Depression is characterized by negative thought patterns surrounding the so-called “cognitive triad”: the self, the present, and the future. This research suggests that negative thoughts about the past should also be included in this group.
“Our results suggest that hindsight bias is a core aspect of depressive cognition,” said Groß. “Psychotherapists should be attentive to hindsight bias, because it not only clouds the representation of the past but also impacts thinking about the future.”
In line with previous research, depression seemed to bias negative information specifically — subjects with depressive symptoms did not show hindsight bias in response to positive scenarios any more than people without depressive symptoms did.
The authors expected participants to overrate how foreseeable negative outcomes were, as this connotes a personal failing (“I should have known it would turn out poorly”). The inevitability result was harder to predict because, the scientists hypothesized, emphasizing that an outcome was inevitable could take some of the blame off oneself and lead to less shame or regret. The results, that people who reported more symptoms also rated the outcome as highly inevitable, may instead indicate a sense of helplessness in regards to a negative outcome.

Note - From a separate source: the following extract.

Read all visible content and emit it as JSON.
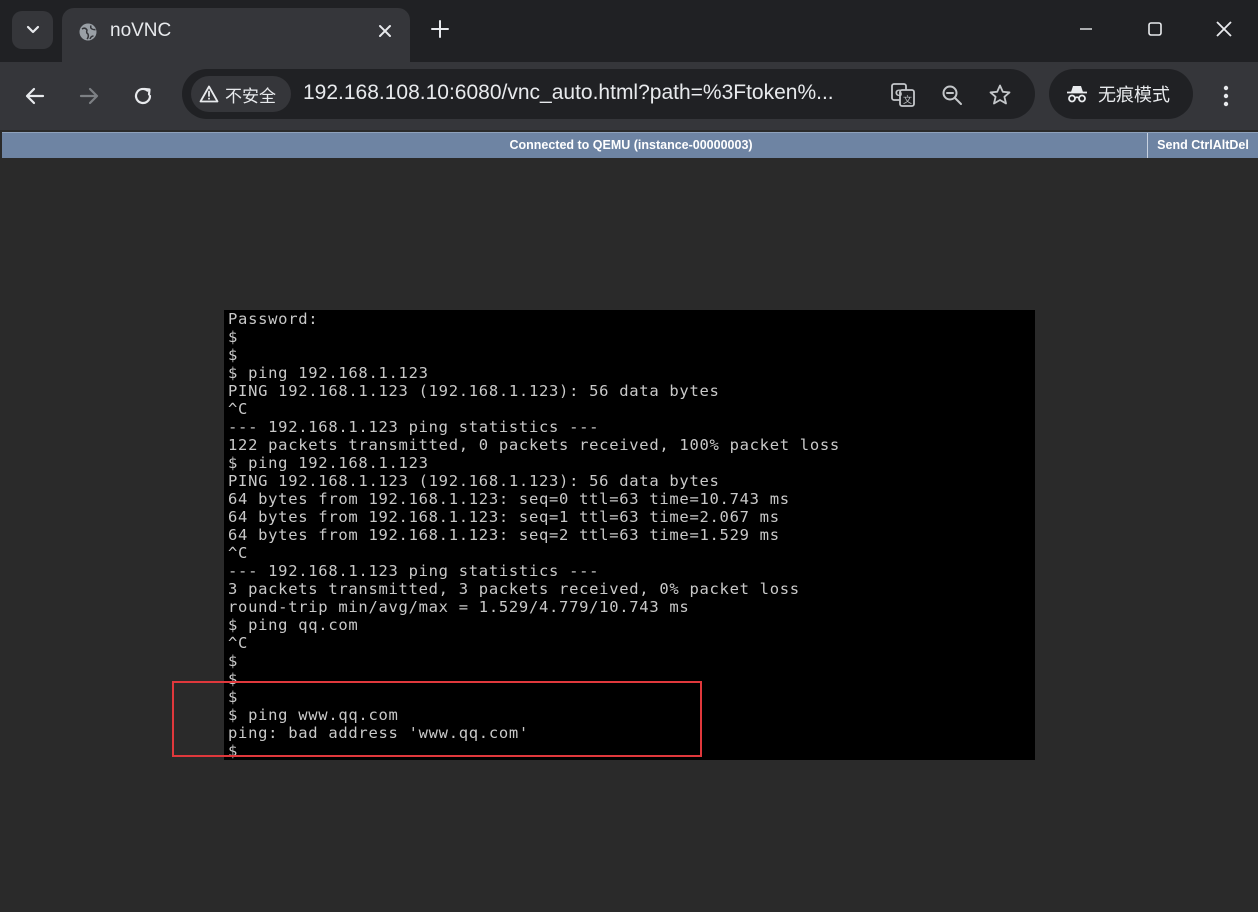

“In depression, hindsight bias seems to be a further burden: It sustains depressive thinking by making only negative outcomes of events appear foreseeable and inevitable,” said Groß.
Subjects on the low end of the depressive spectrum showed a surprising turnaround, rating negative outcomes as hardly foreseeable and not inevitable. Previous research has established that highly surprising outcomes engender little hindsight bias. The current findings may indicate that those with mostly positive views of the past are genuinely surprised by negative outcomes. But it could also be that positive thinking is self-reinforcing, biasing hindsight toward lower foreseeability and inevitability and, ultimately, further positive thoughts.
References
Groß, J., Blank, H., Bayen, U. J. (2017). Hindsight bias in depression. Clinical Psychological Science doi:10.1177/2167702617712262.